A “territorial” tax system – in which overseas profits of U.S. corporations would be lightly taxed in the U.S. or not taxed at all – is likely to be the top tax reform proposal advocated by Apple CEO Tim Cook when he testifies before the Senate on Tuesday.
Apple – like hundreds of other high-tech and pharmaceutical companies that enjoy enormous profits from royalties or licensing agreements – is able to attribute these profits to offshore subsidiaries located in low-tax havens like Bermuda or the Cayman Islands even when sales revenue and profits are earned primarily in the U.S.
Under current law, these companies continue to owe taxes to the U.S. Treasury on these overseas earnings, as technically, the taxes have only been deferred. But the taxes don’t come due until the profits are repatriated – that is, brought back to the U.S. parent company. A territorial tax system would let these companies repatriate profits without paying the U.S. taxes they owe.
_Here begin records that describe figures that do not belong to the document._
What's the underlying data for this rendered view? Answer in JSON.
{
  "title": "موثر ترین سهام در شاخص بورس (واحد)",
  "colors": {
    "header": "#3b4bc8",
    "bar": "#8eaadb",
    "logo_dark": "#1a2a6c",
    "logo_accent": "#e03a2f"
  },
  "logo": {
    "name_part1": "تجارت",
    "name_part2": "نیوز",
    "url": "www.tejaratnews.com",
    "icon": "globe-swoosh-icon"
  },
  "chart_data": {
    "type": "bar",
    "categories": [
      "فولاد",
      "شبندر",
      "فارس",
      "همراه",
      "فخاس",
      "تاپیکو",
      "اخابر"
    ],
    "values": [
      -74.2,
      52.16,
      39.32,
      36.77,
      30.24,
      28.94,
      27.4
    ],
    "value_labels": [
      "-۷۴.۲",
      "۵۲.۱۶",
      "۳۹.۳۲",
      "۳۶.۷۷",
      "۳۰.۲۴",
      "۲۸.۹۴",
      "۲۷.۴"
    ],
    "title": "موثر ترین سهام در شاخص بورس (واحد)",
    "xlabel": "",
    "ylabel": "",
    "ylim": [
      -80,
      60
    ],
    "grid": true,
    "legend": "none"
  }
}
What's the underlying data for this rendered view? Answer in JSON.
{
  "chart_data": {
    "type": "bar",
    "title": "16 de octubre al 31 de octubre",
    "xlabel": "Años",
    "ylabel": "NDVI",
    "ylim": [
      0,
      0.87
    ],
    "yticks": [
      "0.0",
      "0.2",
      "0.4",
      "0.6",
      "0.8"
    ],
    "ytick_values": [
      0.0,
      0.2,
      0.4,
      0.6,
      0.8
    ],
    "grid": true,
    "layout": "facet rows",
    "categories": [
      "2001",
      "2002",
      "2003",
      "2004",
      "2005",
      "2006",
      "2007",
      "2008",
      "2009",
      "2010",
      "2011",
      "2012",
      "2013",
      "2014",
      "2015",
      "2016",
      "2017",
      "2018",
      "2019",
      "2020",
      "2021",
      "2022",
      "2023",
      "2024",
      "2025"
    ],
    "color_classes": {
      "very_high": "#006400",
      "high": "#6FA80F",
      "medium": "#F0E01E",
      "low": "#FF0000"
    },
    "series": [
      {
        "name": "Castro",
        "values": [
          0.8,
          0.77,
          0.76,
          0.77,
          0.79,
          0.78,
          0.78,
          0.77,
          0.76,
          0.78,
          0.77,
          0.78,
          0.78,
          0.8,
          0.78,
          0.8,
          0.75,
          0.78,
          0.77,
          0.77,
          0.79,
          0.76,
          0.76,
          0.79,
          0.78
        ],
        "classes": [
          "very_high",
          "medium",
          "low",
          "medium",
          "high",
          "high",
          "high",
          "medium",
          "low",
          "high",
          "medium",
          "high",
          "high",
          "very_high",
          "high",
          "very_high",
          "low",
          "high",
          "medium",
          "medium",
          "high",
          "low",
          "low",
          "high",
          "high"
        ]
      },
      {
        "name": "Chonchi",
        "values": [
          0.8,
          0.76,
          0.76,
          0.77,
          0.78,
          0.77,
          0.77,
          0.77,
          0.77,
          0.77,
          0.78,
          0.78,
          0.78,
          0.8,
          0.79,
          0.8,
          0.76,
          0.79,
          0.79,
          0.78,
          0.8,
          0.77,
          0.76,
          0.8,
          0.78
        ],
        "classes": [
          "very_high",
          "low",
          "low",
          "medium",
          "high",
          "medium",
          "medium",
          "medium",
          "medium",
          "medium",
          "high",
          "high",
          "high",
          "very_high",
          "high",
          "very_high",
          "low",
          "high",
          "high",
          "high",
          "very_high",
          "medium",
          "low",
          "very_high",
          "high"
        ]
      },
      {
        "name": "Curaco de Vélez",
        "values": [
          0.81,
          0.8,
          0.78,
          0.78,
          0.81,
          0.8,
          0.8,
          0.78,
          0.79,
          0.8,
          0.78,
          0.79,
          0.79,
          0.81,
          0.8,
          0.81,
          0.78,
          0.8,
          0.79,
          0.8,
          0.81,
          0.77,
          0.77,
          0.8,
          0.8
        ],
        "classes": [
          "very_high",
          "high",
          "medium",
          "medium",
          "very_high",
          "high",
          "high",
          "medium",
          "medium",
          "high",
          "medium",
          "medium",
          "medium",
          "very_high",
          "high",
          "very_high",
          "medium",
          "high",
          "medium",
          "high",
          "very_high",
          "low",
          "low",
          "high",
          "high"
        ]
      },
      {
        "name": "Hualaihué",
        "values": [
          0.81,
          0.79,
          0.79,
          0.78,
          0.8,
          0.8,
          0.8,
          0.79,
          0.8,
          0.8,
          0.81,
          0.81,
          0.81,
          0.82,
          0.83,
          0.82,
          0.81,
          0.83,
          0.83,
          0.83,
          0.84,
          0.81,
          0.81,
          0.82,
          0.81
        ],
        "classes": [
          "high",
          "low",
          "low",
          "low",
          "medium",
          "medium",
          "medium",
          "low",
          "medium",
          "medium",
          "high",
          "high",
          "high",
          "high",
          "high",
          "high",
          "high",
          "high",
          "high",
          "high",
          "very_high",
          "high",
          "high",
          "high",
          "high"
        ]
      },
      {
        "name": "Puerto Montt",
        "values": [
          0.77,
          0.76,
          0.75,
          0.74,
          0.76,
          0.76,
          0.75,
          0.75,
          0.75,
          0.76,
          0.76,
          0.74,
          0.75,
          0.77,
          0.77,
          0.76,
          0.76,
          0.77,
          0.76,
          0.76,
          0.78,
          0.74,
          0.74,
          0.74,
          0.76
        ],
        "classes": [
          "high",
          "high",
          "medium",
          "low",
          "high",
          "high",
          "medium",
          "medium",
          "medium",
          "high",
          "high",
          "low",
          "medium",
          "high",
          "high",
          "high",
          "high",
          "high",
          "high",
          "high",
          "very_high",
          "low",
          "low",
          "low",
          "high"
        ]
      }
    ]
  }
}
The argument in favor of allowing companies to repatriate offshore profits while paying no tax or a small tax in the U.S. is that corporations will put these funds to work here at home. The promised payoff is increased investment, increased employment and increased economic growth. There is good reason to be skeptical of this promise.
The U.S. tried just such a tax break in 2004, declaring a temporary tax holiday for offshore profits. According to a report by the non-partisan Congressional Research Service, approximately one-third of offshore profits were repatriated in the following year. Academic studies, however, found no evidence that companies used the repatriated profits to increase investment or employment and no evidence that they increased economic activity.
Instead, they freed up other funds that these companies used for stock buybacks and to pay dividends to corporate shareholders. Indeed, many of the companies that benefited from the tax holiday on offshore profits actually reduced employment in the U.S.
It is also a myth that these profits are languishing in offshore in low-tax jurisdictions. According to the Wall Street Journal, a lot of this cash is actually held in U.S. banks or invested in U.S. government and corporate securities. As long as these profits don’t come back to the parent company, they are not taxed in the U.S. But this cash is already at work in the U.S. economy – which undermines the argument that a territorial tax system would bring huge hoards of cash back for investment. The only thing companies can’t do with these funds is reward shareholders.
U.S. companies are supposed to account for offshore profits by setting aside funds to cover future tax liabilities when these profits are repatriated. Few companies actually do this. Most simply declare that the funds have been permanently invested overseas, which frees them from this obligation. Google, Oracle, Microsoft and numerous other companies have taken this route. As a result, these highly profitable companies owe very little in corporate income taxes.
Apple, which currently has $102.3 billion in offshore profits, has not taken advantage of this provision. Its accounts show that it has set aside billions of dollars to cover future tax liabilities on offshore profits. According to the Financial Times, Apple set aside $5.8 billion last year, 70 percent of its reported tax liability, for this purpose. This boosted Apple’s apparent corporate tax rate to 25.2 percent – far above Google, Microsoft and others – and spared the company the public outrage directed at highly profitable companies that pay little or no corporate income taxes. However, the $5.8 billion is an accounting entry that had no effect on the actual taxes Apple paid.
A territorial tax system would further increase incentives to locate jobs in low-tax countries, as profits earned in these countries could more easily flow back to U.S. shareholders. A better solution is to eliminate deferral of taxes on profits stashed offshore and, instead, to allocate taxes on profits based on its activity in various jurisdictions.
About half of U.S. states that have a corporate income tax use such a method for U.S. companies that operate in multiple states. Earlier this year, California adopted a sales-based corporate tax system that taxes companies that sell products or services in California, no matter where in the world they are located, based on the proportion of their total sales revenue generated in the state. This could serve as an example for tax reform that is both simple and fair.
Eileen Appelbaum is a senior economist at the Center for Economic and Policy Research.